In all of the three studies [2-4], improvements were reported in functional impairment (as measured by questionnaires). In two of the studies [2,3], improvements in physical functioning as measured by the SF-36 physical functioning subscale were reported (this questionnaire does was not used in the third study[4]). So the patients reported improvements in "physical functioning" (as measured by the SF-36 physical functioning subscale) but there was no improvement in physical activity as measured by the actometers. The SF-36 physical functioning subscale is one of the primary outcome measures in the PACE Trial[6].

This discrepancy between objective measures of activity and questionnaire is similar to data I have previously drawn attention to[7] in a study by Friedberg and Sohl[8].

References:

[1] Wiborg JF, Knoop H, Stulemeijer M, Prins JB, Bleijenberg G. How does cognitive behaviour therapy reduce fatigue in patients with chronic fatigue syndrome? The role of physical activity. Psychol Med. 2010 Jan 5:1 -7. [Epub ahead of print]

[2] Stulemeijer M, de Jong LW, Fiselier TJ, Hoogveld SW, Bleijenberg G (2005). Cognitive behaviour therapy for adolescents with chronic fatigue syndrome: randomised controlled trial. British Medical Journal 330. Published online : 7 December 2004. doi:10.1136/bmj.38301.587106.63.

[3] Knoop H, van der Meer JW, Bleijenberg G (2008). Guided self-instructions for people with chronic fatigue syndrome: randomised controlled trial. British Journal of Psychiatry 193, 340–341.

[4] Prins JB, Bleijenberg G, Bazelmans E, Elving LD, de Boo TM, Severens JL, van der Wilt GJ, Spinhoven P, van der Meer JW (2001). Cognitive behaviour therapy for chronic fatigue syndrome: a multicentre randomised controlled trial. Lancet 357, 841–847.

[5] Bleijenberg G, Prins JB, Bazelmans E (2003). Cognitive-behavioral therapies. In Handbook of Chronic Fatigue Syndrome (ed. L. A. Jason, P. A. Fennell and R. R. Taylor), pp. 493–526. Wiley: New York.

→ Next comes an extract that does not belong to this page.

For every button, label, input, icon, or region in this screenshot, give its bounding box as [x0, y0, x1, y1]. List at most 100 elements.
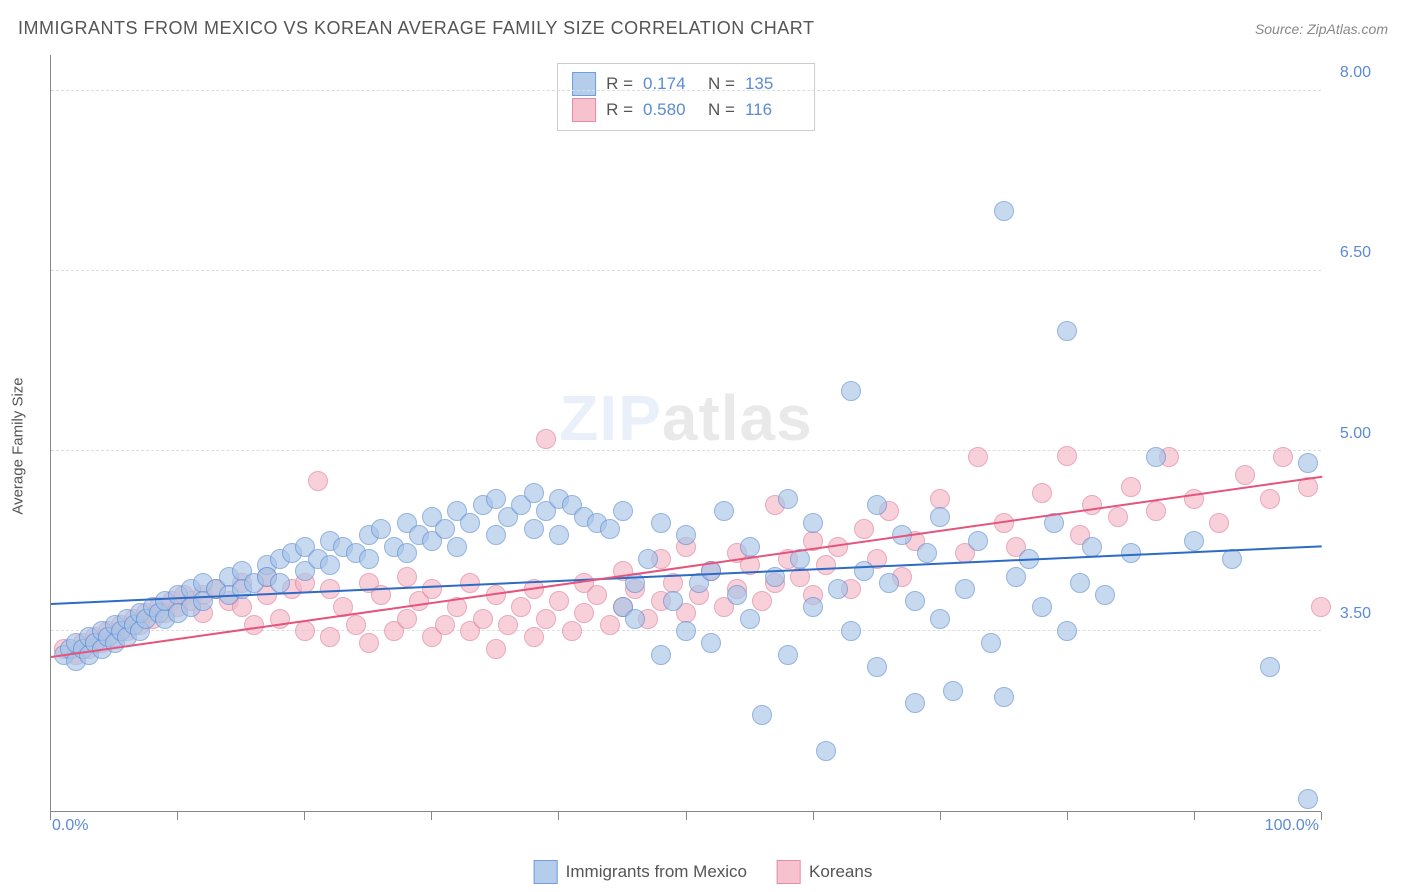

[6] White PD, Sharpe MC,Chalder T, DeCesare JC and Walwyn R for the PACE trial group. Protocol for the PACE trial: A randomised controlled trial of adaptive pacing, cognitive behaviour therapy, and graded exercise as supplements to standardised specialist medical care versus standardised specialist medical care alone for patients with the chronic fatigue syndrome/myalgic encephalomyelitis or encephalopathy. BMC Neurology 2007, 7:6

[7] Kindlon T. Further evidence showing why objective measures are preferable in CFS trials particularly where cognitions could be changed following the intervention http://www.biomedcentral.com/1471-2377/7/6/comments#333618

[8] Friedberg F, Sohl S. Cognitive-behavior therapy in chronic fatigue syndrome: is improvement related to increased physical activity? J Clin Psychol. 2009 Feb 11.